Children of working mothers are significantly more likely to experience health problems, including asthma and accidents, than children of mothers who don't work outside the home, according to new research from North Carolina State University.
"I don't think anyone should make sweeping value judgments based on a mother's decision to work or not work," says Dr. Melinda Morrill, research assistant professor of economics at NC State and author of the study. "But, it is important that we are aware of the costs and benefits associated with a mother's decision to work."
The study looked at the health of school-age children who have at least one younger sibling. When a mother works, the study found, it leads to a 200 percent increase in the child's risk of having each of three different adverse health events: overnight hospitalizations, asthma episodes, and injuries or poisonings.
Previous studies have shown that, on average, children have better health outcomes when the mother works. Those findings have been attributed to factors such as increased income, availability of health insurance and an increase in the mother's self-esteem.
However, Morrill found that was not the case. Morrill used advanced statistical techniques to focus specifically on the causal relationship between mothers working and children's health. Morrill's approach accounts for a number of confounding factors, such as how a child's health affects the mother's ability to work. For example, if a child is very sick, the mother may be more likely to stay at home.

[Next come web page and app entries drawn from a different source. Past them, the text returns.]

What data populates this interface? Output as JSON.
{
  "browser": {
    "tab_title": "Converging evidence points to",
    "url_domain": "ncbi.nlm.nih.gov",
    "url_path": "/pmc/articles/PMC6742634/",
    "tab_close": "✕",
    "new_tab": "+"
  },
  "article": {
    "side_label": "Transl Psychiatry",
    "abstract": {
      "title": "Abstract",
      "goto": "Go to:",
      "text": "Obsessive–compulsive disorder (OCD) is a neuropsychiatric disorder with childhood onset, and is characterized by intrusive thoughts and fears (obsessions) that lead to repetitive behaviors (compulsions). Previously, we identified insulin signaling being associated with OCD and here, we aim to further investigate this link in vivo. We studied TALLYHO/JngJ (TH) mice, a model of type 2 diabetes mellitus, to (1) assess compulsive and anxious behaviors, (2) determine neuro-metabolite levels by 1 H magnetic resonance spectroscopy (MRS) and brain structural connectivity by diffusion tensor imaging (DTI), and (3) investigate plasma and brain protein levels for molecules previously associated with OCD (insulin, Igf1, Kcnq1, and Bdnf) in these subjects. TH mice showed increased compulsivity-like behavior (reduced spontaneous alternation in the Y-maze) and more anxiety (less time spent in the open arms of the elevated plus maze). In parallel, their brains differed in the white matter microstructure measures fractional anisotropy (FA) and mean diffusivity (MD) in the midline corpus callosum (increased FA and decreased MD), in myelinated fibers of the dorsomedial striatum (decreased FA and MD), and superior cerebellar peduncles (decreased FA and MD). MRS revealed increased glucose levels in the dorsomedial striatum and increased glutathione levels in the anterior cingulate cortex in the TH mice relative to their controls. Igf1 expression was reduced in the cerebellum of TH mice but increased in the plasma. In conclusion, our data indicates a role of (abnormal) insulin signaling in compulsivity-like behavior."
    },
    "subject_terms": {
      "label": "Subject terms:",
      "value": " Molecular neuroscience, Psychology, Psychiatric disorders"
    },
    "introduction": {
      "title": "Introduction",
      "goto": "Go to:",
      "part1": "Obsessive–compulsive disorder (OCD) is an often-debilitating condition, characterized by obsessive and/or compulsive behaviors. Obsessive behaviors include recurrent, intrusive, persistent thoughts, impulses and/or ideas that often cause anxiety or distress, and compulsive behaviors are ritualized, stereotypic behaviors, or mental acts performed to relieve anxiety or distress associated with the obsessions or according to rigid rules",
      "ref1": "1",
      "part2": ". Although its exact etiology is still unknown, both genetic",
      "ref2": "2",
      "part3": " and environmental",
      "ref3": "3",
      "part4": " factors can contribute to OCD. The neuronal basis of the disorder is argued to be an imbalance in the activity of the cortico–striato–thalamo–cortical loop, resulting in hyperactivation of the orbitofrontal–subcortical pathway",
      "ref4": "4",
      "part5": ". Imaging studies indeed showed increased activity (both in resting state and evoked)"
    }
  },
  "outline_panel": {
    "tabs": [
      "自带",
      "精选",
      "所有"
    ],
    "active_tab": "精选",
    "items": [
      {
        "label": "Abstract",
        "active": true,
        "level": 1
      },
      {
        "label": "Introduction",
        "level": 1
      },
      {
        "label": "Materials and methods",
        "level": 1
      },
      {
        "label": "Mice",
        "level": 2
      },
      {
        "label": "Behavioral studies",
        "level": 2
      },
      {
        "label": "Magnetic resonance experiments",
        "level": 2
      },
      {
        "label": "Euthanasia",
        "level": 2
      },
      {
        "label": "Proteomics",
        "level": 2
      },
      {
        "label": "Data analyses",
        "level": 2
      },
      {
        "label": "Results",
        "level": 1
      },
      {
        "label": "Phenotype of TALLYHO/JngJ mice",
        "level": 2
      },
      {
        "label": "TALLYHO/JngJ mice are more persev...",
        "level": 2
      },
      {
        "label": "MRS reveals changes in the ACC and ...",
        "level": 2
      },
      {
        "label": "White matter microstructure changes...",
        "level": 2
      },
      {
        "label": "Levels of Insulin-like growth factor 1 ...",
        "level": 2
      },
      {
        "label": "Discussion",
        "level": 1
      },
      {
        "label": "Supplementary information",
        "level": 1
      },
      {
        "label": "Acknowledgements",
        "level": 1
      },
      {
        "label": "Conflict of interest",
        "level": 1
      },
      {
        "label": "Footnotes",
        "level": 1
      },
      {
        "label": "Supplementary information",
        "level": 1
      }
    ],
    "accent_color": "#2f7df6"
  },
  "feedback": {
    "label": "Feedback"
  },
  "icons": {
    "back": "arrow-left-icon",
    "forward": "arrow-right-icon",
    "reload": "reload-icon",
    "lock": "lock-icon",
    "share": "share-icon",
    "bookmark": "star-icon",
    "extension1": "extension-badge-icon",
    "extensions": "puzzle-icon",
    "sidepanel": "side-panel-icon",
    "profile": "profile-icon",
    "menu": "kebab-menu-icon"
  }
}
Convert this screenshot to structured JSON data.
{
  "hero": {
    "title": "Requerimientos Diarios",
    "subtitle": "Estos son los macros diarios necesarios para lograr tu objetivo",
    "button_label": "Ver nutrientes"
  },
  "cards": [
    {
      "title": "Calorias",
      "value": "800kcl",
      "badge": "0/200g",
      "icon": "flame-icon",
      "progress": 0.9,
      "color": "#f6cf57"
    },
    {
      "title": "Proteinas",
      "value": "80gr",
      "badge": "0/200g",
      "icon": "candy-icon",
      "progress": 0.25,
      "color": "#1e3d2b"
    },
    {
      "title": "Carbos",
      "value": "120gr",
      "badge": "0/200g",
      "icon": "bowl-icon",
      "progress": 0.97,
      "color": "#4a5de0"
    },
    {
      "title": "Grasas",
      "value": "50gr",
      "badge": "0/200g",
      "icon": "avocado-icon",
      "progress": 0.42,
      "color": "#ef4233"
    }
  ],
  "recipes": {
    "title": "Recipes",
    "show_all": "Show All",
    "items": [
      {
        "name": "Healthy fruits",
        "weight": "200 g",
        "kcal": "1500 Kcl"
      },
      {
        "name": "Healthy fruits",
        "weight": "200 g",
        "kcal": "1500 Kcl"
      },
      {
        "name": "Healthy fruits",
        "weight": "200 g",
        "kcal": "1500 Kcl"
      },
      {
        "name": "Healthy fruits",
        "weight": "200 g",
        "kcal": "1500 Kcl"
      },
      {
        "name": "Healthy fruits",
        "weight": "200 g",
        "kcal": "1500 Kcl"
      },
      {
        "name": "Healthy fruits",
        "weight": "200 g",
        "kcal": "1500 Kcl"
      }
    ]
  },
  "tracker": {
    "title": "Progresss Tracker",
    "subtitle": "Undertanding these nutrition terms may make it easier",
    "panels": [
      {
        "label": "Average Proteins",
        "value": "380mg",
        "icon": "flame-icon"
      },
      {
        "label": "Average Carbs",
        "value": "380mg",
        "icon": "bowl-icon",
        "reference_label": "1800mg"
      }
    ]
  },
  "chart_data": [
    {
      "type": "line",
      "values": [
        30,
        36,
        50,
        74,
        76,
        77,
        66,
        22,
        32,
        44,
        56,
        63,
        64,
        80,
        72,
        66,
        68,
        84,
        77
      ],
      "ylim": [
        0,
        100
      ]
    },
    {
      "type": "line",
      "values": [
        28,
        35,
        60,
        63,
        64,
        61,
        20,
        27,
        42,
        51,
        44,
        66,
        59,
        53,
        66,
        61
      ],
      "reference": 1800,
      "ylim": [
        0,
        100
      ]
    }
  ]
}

"I wanted to look at mothers whose decision to work was not based on their children's health," Morrill says, explaining that a woman's youngest child's eligibility for kindergarten can influence her ability to return to the workforce. In assessing health outcomes, Morrill looked solely at older children already enrolled in school, between the ages of 7 and 17, whose youngest sibling was around kindergarten age.
The study examined 20 years worth of data covering approximately 89,000 children from the CDC's National Health Interview Survey. The data were collected between 1985 and 2004.
The research was funded by the Agency for Healthcare Research and Quality, which is within the U.S. Department of Health and Human Services.